Con los oscuros ojos fijos en ella, el Capa Blanca hizo un mínimo gesto remedando una reverencia. Su rostro estaba envejecido, con la piel tirante sobre los huesos, pero reflejaba tanta debilidad como una maza de guerra.

—¿Morgase de Andor? —inquirió en una voz profunda—. Soy Pedron Niall. —No era un Capa Blanca cualquiera, sino nada menos que el mismísimo capitán general de los Hijos de la Luz en persona—. No temáis, no he venido con la intención de arrestaros.

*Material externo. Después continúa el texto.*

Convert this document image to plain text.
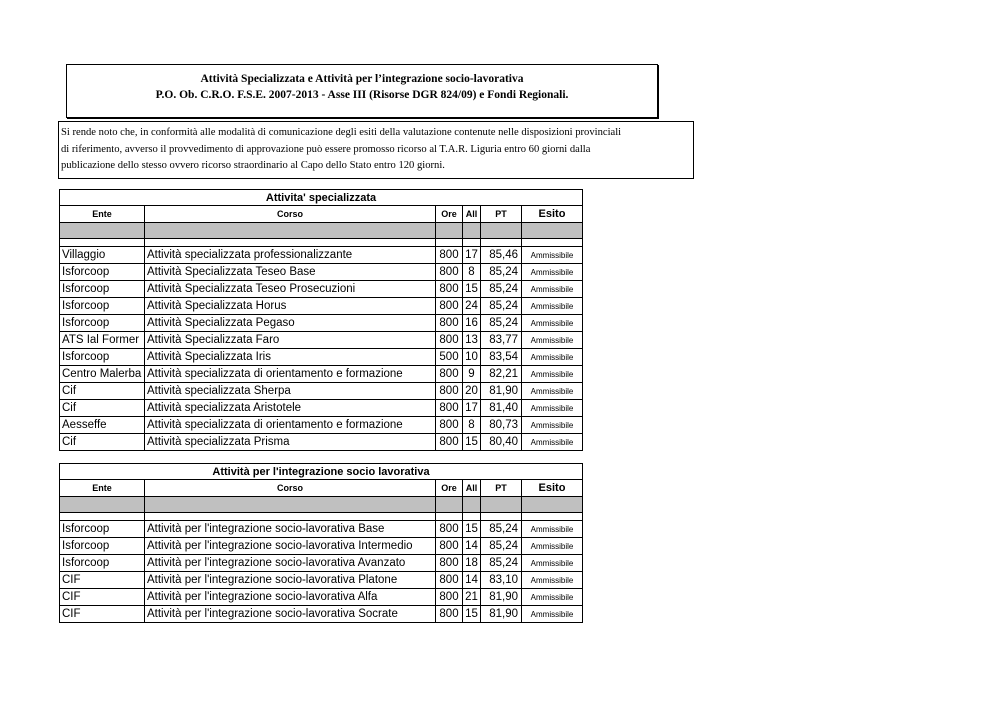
Attività Specializzata e Attività per l’integrazione socio-lavorativa
P.O. Ob. C.R.O. F.S.E. 2007-2013 - Asse III (Risorse DGR 824/09) e Fondi Regionali.
Si rende noto che, in conformità alle modalità di comunicazione degli esiti della valutazione contenute nelle disposizioni provinciali
di riferimento, avverso il provvedimento di approvazione può essere promosso ricorso al T.A.R. Liguria entro 60 giorni dalla
publicazione dello stesso ovvero ricorso straordinario al Capo dello Stato entro 120 giorni.
Attivita' specializzata					
Ente	Corso	Ore	All	PT	Esito

Villaggio	Attività specializzata professionalizzante	800	17	85,46	Ammissibile
Isforcoop	Attività Specializzata Teseo Base	800	8	85,24	Ammissibile
Isforcoop	Attività Specializzata Teseo Prosecuzioni	800	15	85,24	Ammissibile
Isforcoop	Attività Specializzata Horus	800	24	85,24	Ammissibile
Isforcoop	Attività Specializzata Pegaso	800	16	85,24	Ammissibile
ATS Ial Former	Attività Specializzata Faro	800	13	83,77	Ammissibile
Isforcoop	Attività Specializzata Iris	500	10	83,54	Ammissibile
Centro Malerba	Attività specializzata di orientamento e formazione	800	9	82,21	Ammissibile
Cif	Attività specializzata Sherpa	800	20	81,90	Ammissibile
Cif	Attività specializzata Aristotele	800	17	81,40	Ammissibile
Aesseffe	Attività specializzata di orientamento e formazione	800	8	80,73	Ammissibile
Cif	Attività specializzata Prisma	800	15	80,40	Ammissibile
Attività per l'integrazione socio lavorativa					
Ente	Corso	Ore	All	PT	Esito

Isforcoop	Attività per l'integrazione socio-lavorativa Base	800	15	85,24	Ammissibile
Isforcoop	Attività per l'integrazione socio-lavorativa Intermedio	800	14	85,24	Ammissibile
Isforcoop	Attività per l'integrazione socio-lavorativa Avanzato	800	18	85,24	Ammissibile
CIF	Attività per l'integrazione socio-lavorativa Platone	800	14	83,10	Ammissibile
CIF	Attività per l'integrazione socio-lavorativa Alfa	800	21	81,90	Ammissibile
CIF	Attività per l'integrazione socio-lavorativa Socrate	800	15	81,90	Ammissibile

Morgase adoptó una postura erguida.

—¿Arrestarme? ¿Con qué cargos? No puedo encauzar. —No bien acababa de hablar cuando casi se mordió la lengua de pura rabia. No debería haber mencionado la palabra «encauzar»; que se hubiese puesto a la defensiva era señal de lo aturdida que estaba. Lo que había dicho era cierto, considerando los resultados. Cincuenta intentos para percibir la Fuente Verdadera en una sola ocasión, y, cuando la tocó, otras veinte intentonas para abrirse al saidar a fin de absorber un insignificante hilillo, una vez. Una hermana Marrón llamada Verin le dijo que no era necesario que la Torre la retuviese hasta que aprendiera a manejar con seguridad su mínima habilidad. Ni que decir tiene que la Torre lo hizo de todas formas. Aun así, incluso esa ínfima capacidad era ilegal en Amadicia, y la pena impuesta por ello era la muerte. El anillo de la Gran Serpiente que lucía en el dedo y que fascinaba tanto a Ailron, ahora parecía estar lo bastante caliente para brillar.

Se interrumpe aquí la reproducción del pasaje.